NETHERLANDS - The €119bn healthcare scheme PFZW has warned that it is heading for a rights discount if its financial position fails to improve quickly, with funding falling by 5 percentage points to 92% in the second quarter.

Peter Borgdorff, the scheme's director, told IPE: "We are not in a good shape. The alarm has been raised."

He said the fund's 2.5m participants must expect a contribution increase of 2.5 percentage points and/or a rights discount if a recovery fails to materialise.

Although PFZW's board still needs to decide on measures, Borgdorff said he was expecting a combination of a decrease of benefits and a premium increase to balance the interests of all participants.

According to the director, the funding ratio is almost back at the level of 2008, when the pension fund had to draw up its recovery plan.

He said the expected new discount rate for liabilities - the ultimate forward rate (UFR) - could improve the scheme's funding by 7 percentage points.

"But, even in this case, we are not out of the woods yet," he added. "At best, the cuts can be less."
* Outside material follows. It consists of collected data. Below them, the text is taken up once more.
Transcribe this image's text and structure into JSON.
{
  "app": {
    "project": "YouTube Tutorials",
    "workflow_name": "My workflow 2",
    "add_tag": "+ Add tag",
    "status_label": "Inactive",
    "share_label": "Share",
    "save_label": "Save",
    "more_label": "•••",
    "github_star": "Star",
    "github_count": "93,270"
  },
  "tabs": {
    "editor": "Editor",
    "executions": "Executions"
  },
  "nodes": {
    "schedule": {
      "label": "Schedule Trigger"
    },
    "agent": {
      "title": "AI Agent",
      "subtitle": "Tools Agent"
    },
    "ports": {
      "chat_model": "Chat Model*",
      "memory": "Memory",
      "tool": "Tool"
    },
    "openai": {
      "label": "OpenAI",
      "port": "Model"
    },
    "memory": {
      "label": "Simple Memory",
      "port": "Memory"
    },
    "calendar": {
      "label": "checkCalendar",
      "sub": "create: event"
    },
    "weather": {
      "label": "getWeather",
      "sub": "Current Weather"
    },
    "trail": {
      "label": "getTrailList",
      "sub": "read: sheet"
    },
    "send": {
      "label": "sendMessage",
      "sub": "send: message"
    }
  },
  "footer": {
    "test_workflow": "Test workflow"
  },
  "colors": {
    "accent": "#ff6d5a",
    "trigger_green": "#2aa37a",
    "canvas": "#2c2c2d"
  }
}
He also argued that the introduction of the three-month average of the forward curve as a temporary discount rate - to reduce the volatility of coverage ratios - had solved nothing.
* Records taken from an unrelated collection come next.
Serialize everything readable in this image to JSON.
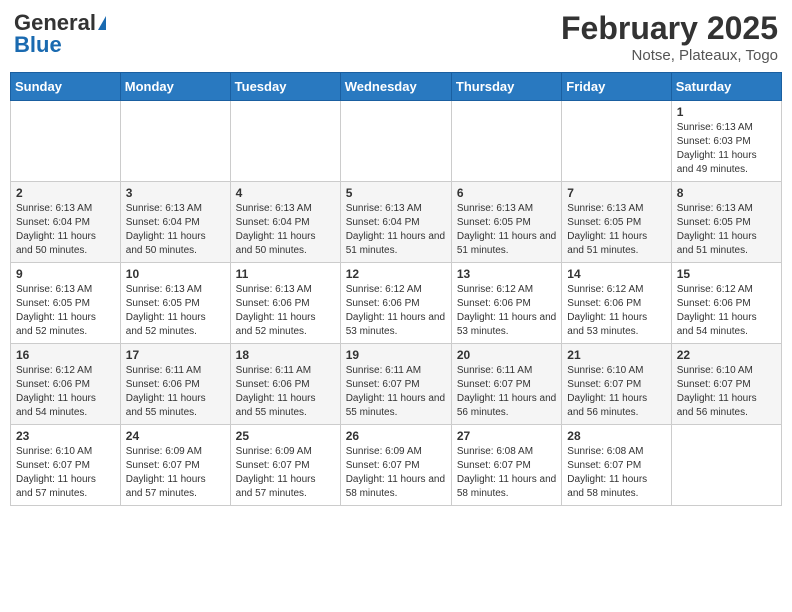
{
  "header": {
    "logo": {
      "line1": "General",
      "line2": "Blue"
    },
    "title": "February 2025",
    "subtitle": "Notse, Plateaux, Togo"
  },
  "days_of_week": [
    "Sunday",
    "Monday",
    "Tuesday",
    "Wednesday",
    "Thursday",
    "Friday",
    "Saturday"
  ],
  "weeks": [
    [
      {
        "day": "",
        "info": ""
      },
      {
        "day": "",
        "info": ""
      },
      {
        "day": "",
        "info": ""
      },
      {
        "day": "",
        "info": ""
      },
      {
        "day": "",
        "info": ""
      },
      {
        "day": "",
        "info": ""
      },
      {
        "day": "1",
        "info": "Sunrise: 6:13 AM\nSunset: 6:03 PM\nDaylight: 11 hours and 49 minutes."
      }
    ],
    [
      {
        "day": "2",
        "info": "Sunrise: 6:13 AM\nSunset: 6:04 PM\nDaylight: 11 hours and 50 minutes."
      },
      {
        "day": "3",
        "info": "Sunrise: 6:13 AM\nSunset: 6:04 PM\nDaylight: 11 hours and 50 minutes."
      },
      {
        "day": "4",
        "info": "Sunrise: 6:13 AM\nSunset: 6:04 PM\nDaylight: 11 hours and 50 minutes."
      },
      {
        "day": "5",
        "info": "Sunrise: 6:13 AM\nSunset: 6:04 PM\nDaylight: 11 hours and 51 minutes."
      },
      {
        "day": "6",
        "info": "Sunrise: 6:13 AM\nSunset: 6:05 PM\nDaylight: 11 hours and 51 minutes."
      },
      {
        "day": "7",
        "info": "Sunrise: 6:13 AM\nSunset: 6:05 PM\nDaylight: 11 hours and 51 minutes."
      },
      {
        "day": "8",
        "info": "Sunrise: 6:13 AM\nSunset: 6:05 PM\nDaylight: 11 hours and 51 minutes."
      }
    ],
    [
      {
        "day": "9",
        "info": "Sunrise: 6:13 AM\nSunset: 6:05 PM\nDaylight: 11 hours and 52 minutes."
      },
      {
        "day": "10",
        "info": "Sunrise: 6:13 AM\nSunset: 6:05 PM\nDaylight: 11 hours and 52 minutes."
      },
      {
        "day": "11",
        "info": "Sunrise: 6:13 AM\nSunset: 6:06 PM\nDaylight: 11 hours and 52 minutes."
      },
      {
        "day": "12",
        "info": "Sunrise: 6:12 AM\nSunset: 6:06 PM\nDaylight: 11 hours and 53 minutes."
      },
      {
        "day": "13",
        "info": "Sunrise: 6:12 AM\nSunset: 6:06 PM\nDaylight: 11 hours and 53 minutes."
      },
      {
        "day": "14",
        "info": "Sunrise: 6:12 AM\nSunset: 6:06 PM\nDaylight: 11 hours and 53 minutes."
      },
      {
        "day": "15",
        "info": "Sunrise: 6:12 AM\nSunset: 6:06 PM\nDaylight: 11 hours and 54 minutes."
      }
    ],
    [
      {
        "day": "16",
        "info": "Sunrise: 6:12 AM\nSunset: 6:06 PM\nDaylight: 11 hours and 54 minutes."
      },
      {
        "day": "17",
        "info": "Sunrise: 6:11 AM\nSunset: 6:06 PM\nDaylight: 11 hours and 55 minutes."
      },
      {
        "day": "18",
        "info": "Sunrise: 6:11 AM\nSunset: 6:06 PM\nDaylight: 11 hours and 55 minutes."
      },
      {
        "day": "19",
        "info": "Sunrise: 6:11 AM\nSunset: 6:07 PM\nDaylight: 11 hours and 55 minutes."
      },
      {
        "day": "20",
        "info": "Sunrise: 6:11 AM\nSunset: 6:07 PM\nDaylight: 11 hours and 56 minutes."
      },
      {
        "day": "21",
        "info": "Sunrise: 6:10 AM\nSunset: 6:07 PM\nDaylight: 11 hours and 56 minutes."
      },
      {
        "day": "22",
        "info": "Sunrise: 6:10 AM\nSunset: 6:07 PM\nDaylight: 11 hours and 56 minutes."
      }
    ],
    [
      {
        "day": "23",
        "info": "Sunrise: 6:10 AM\nSunset: 6:07 PM\nDaylight: 11 hours and 57 minutes."
      },
      {
        "day": "24",
        "info": "Sunrise: 6:09 AM\nSunset: 6:07 PM\nDaylight: 11 hours and 57 minutes."
      },
      {
        "day": "25",
        "info": "Sunrise: 6:09 AM\nSunset: 6:07 PM\nDaylight: 11 hours and 57 minutes."
      },
      {
        "day": "26",
        "info": "Sunrise: 6:09 AM\nSunset: 6:07 PM\nDaylight: 11 hours and 58 minutes."
      },
      {
        "day": "27",
        "info": "Sunrise: 6:08 AM\nSunset: 6:07 PM\nDaylight: 11 hours and 58 minutes."
      },
      {
        "day": "28",
        "info": "Sunrise: 6:08 AM\nSunset: 6:07 PM\nDaylight: 11 hours and 58 minutes."
      },
      {
        "day": "",
        "info": ""
      }
    ]
  ]
}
"Averaging is only useful during bad times," he said. "If interest rates start to rise, we need to carry the bad months with us as well."

PFZW reported a quarterly return of 1%, taking its first-half return to 5.5%.

It attributed the modest performance in part to ongoing concerns over Spain and Italy.

With a return of 6.1%, government bonds, inflation swaps and interest swaps were the best performing investment category, according to the scheme.

Private equity holdings generated the best return - 4.4% - within its securities portfolio, while infrastructure and insurance returned 2.5% and 2.8%, respectively.

By contrast, PFZW lost 3.9% on equity investments and 16.1% on its commodities portfolio.